They called it Freedom Hill. As the Civil War sputtered to its end in 1865, formerly enslaved African Americans gathered at a Union encampment south of Tarboro, North Carolina, along the Tar River. The freedmen chose the name in honor of a small rise of ground where a Union soldier had first read the Emancipation Proclamation aloud. The land belonged to two white planters, John Lloyd and Lafayette Dancy, who never tried to remove them -- partly because federal troops were nearby, partly because the low-lying ground flooded so regularly that no one else wanted it. On that unwanted floodplain, the residents of Freedom Hill built the first town in American history chartered and governed entirely by Black citizens.
Freedom Hill defied the assumptions white America held about freedmen's communities. Located in an agricultural region, it was not an agricultural settlement. The 1880 U.S. census recorded 379 inhabitants, of whom only 12 were farmers and 43 were farmhands. The rest worked in trades: day labor, laundering, seamstressing, carpentry, blacksmithing. This was unusual among freedmen's towns in the Southern United States, where most residents farmed. Freedom Hill's residents were artisans and tradespeople who served the broader Edgecombe County economy. During Reconstruction, planter Henry W. Shaw purchased inherited parcels near the settlement and began selling plots to the freedmen at low prices, though some residents continued to live as squatters. Black holdings grew near the Tar River bridge. A school was established in 1883. Churches rose. Residents were politically active: Robert S. Taylor served as an Edgecombe County justice of the peace, and William P. Mabson won a seat in the state legislature.
The push for incorporation came from both sides of the color line. Black residents wanted self-governance. White residents of Edgecombe County wanted Black workers available as a labor force but socially separated from their own communities. Both interests converged in February 1885, when the North Carolina General Assembly incorporated Freedom Hill as the town of Princeville, named for Turner Prince, a local carpenter. The incorporating act gave the town authority to elect its own government, with the first election scheduled for May 1886. It was a milestone without precedent: the first independently governed African American community chartered in the United States. In the years that followed, commercial development accelerated as residents established their own businesses. Most of the town's political leaders came from the mercantile class. From 1898 to 1909, Princeville operated its own federal post office staffed by Black postmasters -- a quiet assertion of civic competence in the teeth of the Jim Crow era.

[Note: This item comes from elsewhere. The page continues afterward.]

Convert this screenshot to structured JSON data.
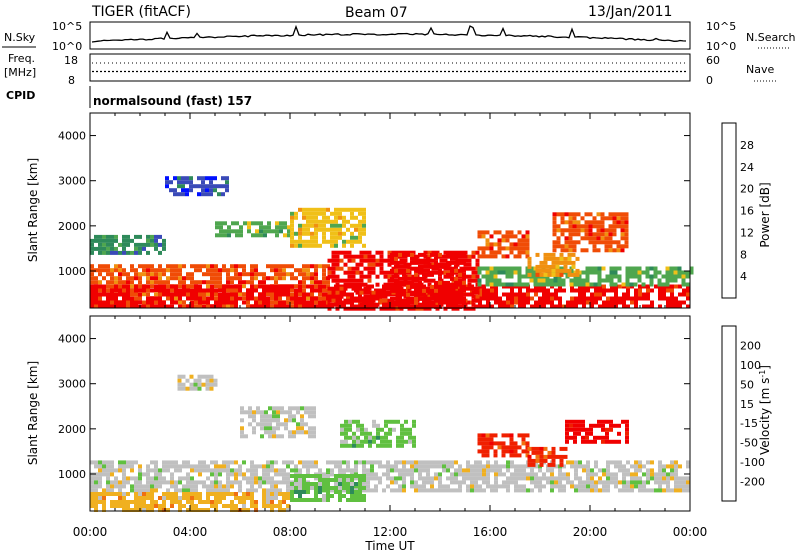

The Tar River was Princeville's reason for being and its recurring curse. The low elevation that made the land available to freed people in the first place guaranteed that floods would return, again and again. In September 1999, Hurricane Floyd delivered the worst blow. The storm pulled coffins from the cemetery and pushed water to just below the height of rooftops and church steeples. FEMA offered to buy out every residence in town -- a proposal that would have erased Princeville from the map. Municipal officials refused. The decision was defiant and costly. Population declined. The tax base shrank. Edgecombe County assumed control of tax collection, policing, and water and sewer services. The State Treasurer's Office took over the town's finances in 1997 and again in 2012. But Princeville held on. In September 2021, the town adopted a comprehensive plan emphasizing resiliency, self-sufficiency, and economic growth -- the same goals its founders had pursued 156 years earlier on a muddy hillside above the Tar.
Princeville today is a town of about 1,254 people, sitting across the Tar River from Tarboro, with Rocky Mount a short drive to the west. Its historical significance draws visitors and scholars. In 1999, students from North Carolina State University created a mobile museum to showcase the town's heritage. The Abraham Wooten House, the Mount Zion Primitive Baptist Church, and the Princeville School -- listed on the National Register of Historic Places in 2001 -- stand as physical testimony to what the community built. The story of Princeville is not a tidy triumph. It is a story of endurance on contested ground, of a people who were given the land no one else wanted and made it mean something. The floodwaters have come and will come again. Each time, the question is the same one FEMA posed in 1999: will Princeville stay? Each time, the answer has been the same.
Located at 35.89°N, 77.53°W in Edgecombe County, North Carolina, on the south bank of the Tar River directly across from Tarboro. From 1,500-2,500 feet AGL, the town is visible as a small residential area nestled in the river's floodplain, with the Tar River bridge connecting it to Tarboro. The low-lying terrain and proximity to the river are immediately apparent from the air. Rocky Mount-Wilson Regional Airport (KRWI) is approximately 12 nm to the west. The Tar River provides an excellent visual navigation reference through the area.